CIA profiling delves into minds of global leaders
Published 5:00 am Tuesday, March 29, 2011
He is a delusional narcissist who will fight until his last breath. Or an impulsive showman who will hop the next flight out of town when cornered. Or maybe he’s a psychopath, a coldly calculating strategist — crazy, like a desert fox.
The endgame in Libya is likely to turn in large part on the instincts of Moammar Gadhafi, and any insight into those instincts would be enormously valuable to policy makers. Journalists have formed their impressions from anecdotes, or from his actions in the past; others have seized on his recent tirades about al-Qaida and President Barack Obama.
But at least one group has tried to construct a profile based on scientific methods, and its conclusions are the ones most likely to affect U.S. policy. For decades, analysts at CIA and the Department of Defense have compiled psychological assessments of hostile leaders like Gadhafi, Kim Jong Il of North Korea and President Hugo Chavez of Venezuela, as well as allies, potential successors and other prominent officials. (Many foreign governments do the same, of course.)
Diplomats, military strategists and even presidents have drawn on those profiles to inform their decisions — in some cases to their benefit, in other cases at a cost.
The political profile “is perhaps most important in cases where you have a leader who dominates the society, who can act virtually without constraint,” said Dr. Jerrold Post, a psychiatrist who directs the political psychology program at George Washington University and founded the CIA branch that does behavioral analysis. “And that has been the case here, with Gadhafi and Libya.”
The official dossiers are classified. But the methods are well known. Civilian psychologists have developed many of the techniques, drawing mostly on public information about a given leader: speeches, writings, biographical facts, observable behavior. The resulting forecasts suggest that “at-a-distance profiling,” as it is known, is still more an art than a science. So in a crisis like the one in Libya, it is crucial to know the assessments’ potential value and real limitations.
“Expert profilers are better at predicting behavior than a blindfolded chimpanzee, all right, but the difference is not as large as you’d hope it would be,” said Philip Tetlock, a psychologist at the Wharton School of the University of Pennsylvania and the author of “Expert Political Judgment: How Good Is It? How Can We Know?” who has done profiling of his own. “There’s no secret sauce, and my impression is that often the process can be rushed,” as a leader suddenly becomes a person of intense interest.
First study: Hitler
The method with the longest track record is modeled on clinical case studies, the psychobiographies that therapists create when making a diagnosis, citing influences going back to the sandbox. The first one on record, commissioned in the early 1940s by the Office of Strategic Services, the predecessor to the CIA, was of Adolf Hitler; in it, the Harvard personality specialist Henry Murray speculated freely and luridly about Hitler’s “infinite self-abasement,” “homosexual panic” and Oedipal tendencies.
Analysts still use this clinical-case approach but now ground it far more firmly in biographical facts than on Freudian speculation or personal opinion. In a profile of Gadhafi for Foreign Policy magazine, Post concludes that the dictator, while usually rational, is prone to delusional thinking when under pressure — “and right now, he is under the most stress he has been under since taking over the leadership of Libya.”
Gadhafi sees himself as the ultimate outsider, the Muslim warrior fighting impossible odds, Post argues, and he “is indeed prepared to go down in flames.”
Characterizations of this type have been invaluable in the past. In preparation for the Camp David peace negotiations between Israel and Egypt, the CIA provided President Jimmy Carter with profiles of both nations’ leaders, Menachem Begin and Anwar Sadat. In his memoir “Keeping Faith,” Carter credited the profiles with giving him crucial insights that helped close a peace deal.

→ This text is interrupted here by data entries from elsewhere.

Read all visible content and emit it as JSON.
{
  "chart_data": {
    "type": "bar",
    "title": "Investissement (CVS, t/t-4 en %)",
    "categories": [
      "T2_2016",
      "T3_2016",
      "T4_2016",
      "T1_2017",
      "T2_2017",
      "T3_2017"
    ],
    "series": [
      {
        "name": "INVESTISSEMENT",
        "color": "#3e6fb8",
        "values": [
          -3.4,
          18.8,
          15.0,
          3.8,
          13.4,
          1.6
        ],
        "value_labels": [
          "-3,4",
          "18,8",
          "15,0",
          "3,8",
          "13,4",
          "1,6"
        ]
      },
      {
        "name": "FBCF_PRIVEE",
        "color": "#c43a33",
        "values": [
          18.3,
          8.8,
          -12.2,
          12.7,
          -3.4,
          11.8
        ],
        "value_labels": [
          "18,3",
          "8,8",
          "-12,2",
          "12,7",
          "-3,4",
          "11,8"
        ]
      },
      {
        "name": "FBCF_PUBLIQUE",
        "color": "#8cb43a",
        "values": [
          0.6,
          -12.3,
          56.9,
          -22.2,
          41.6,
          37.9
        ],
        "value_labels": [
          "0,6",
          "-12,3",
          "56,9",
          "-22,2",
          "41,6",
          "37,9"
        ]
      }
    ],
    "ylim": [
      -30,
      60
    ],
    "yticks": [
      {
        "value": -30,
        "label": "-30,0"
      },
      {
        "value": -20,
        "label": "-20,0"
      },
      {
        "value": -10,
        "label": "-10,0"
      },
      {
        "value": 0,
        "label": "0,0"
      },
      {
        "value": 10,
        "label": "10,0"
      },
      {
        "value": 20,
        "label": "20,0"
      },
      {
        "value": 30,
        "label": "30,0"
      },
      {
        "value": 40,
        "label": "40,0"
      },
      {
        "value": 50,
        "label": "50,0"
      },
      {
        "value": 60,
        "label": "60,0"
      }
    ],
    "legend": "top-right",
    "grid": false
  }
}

The brief on the Egyptian president, “Sadat’s Nobel Prize Complex,” noted that Sadat “sees himself as a grand strategist and will make tactical concessions if he is persuaded his overall goals will be achieved,” and added, “His self-confidence has permitted him to make bold initiatives, often overriding his advisers’ objections.”
Intelligence specialists have learned to hedge their bets over the years, supplementing case histories with “content analysis” techniques, which look for patterns in a leader’s comments or writings. For instance, a software program developed by a researcher at Syracuse University, Margaret Hermann, evaluates the relative frequency of certain categories of words (like “I,” “me,” “mine”) in interviews, speeches and other sources and links the scores to leadership traits.
A technique used by David Winter, a professor of psychology at the University of Michigan, draws on similar sources to judge leaders’ motives, in particular their need for power, achievement and affiliation. The sentence “We can certainly wipe them out” reflects a high power orientation; the comment “After dinner, we sat around chatting and laughing together” rings of affiliation.
“Combine high power and high affiliation, the person is likely to reach out, whereas power and low affiliation tend to predict aggression,” said Winter, who has profiled presidents Richard Nixon and Bill Clinton, among many others. “That’s the idea, though of course you can’t predict anything with certainty.”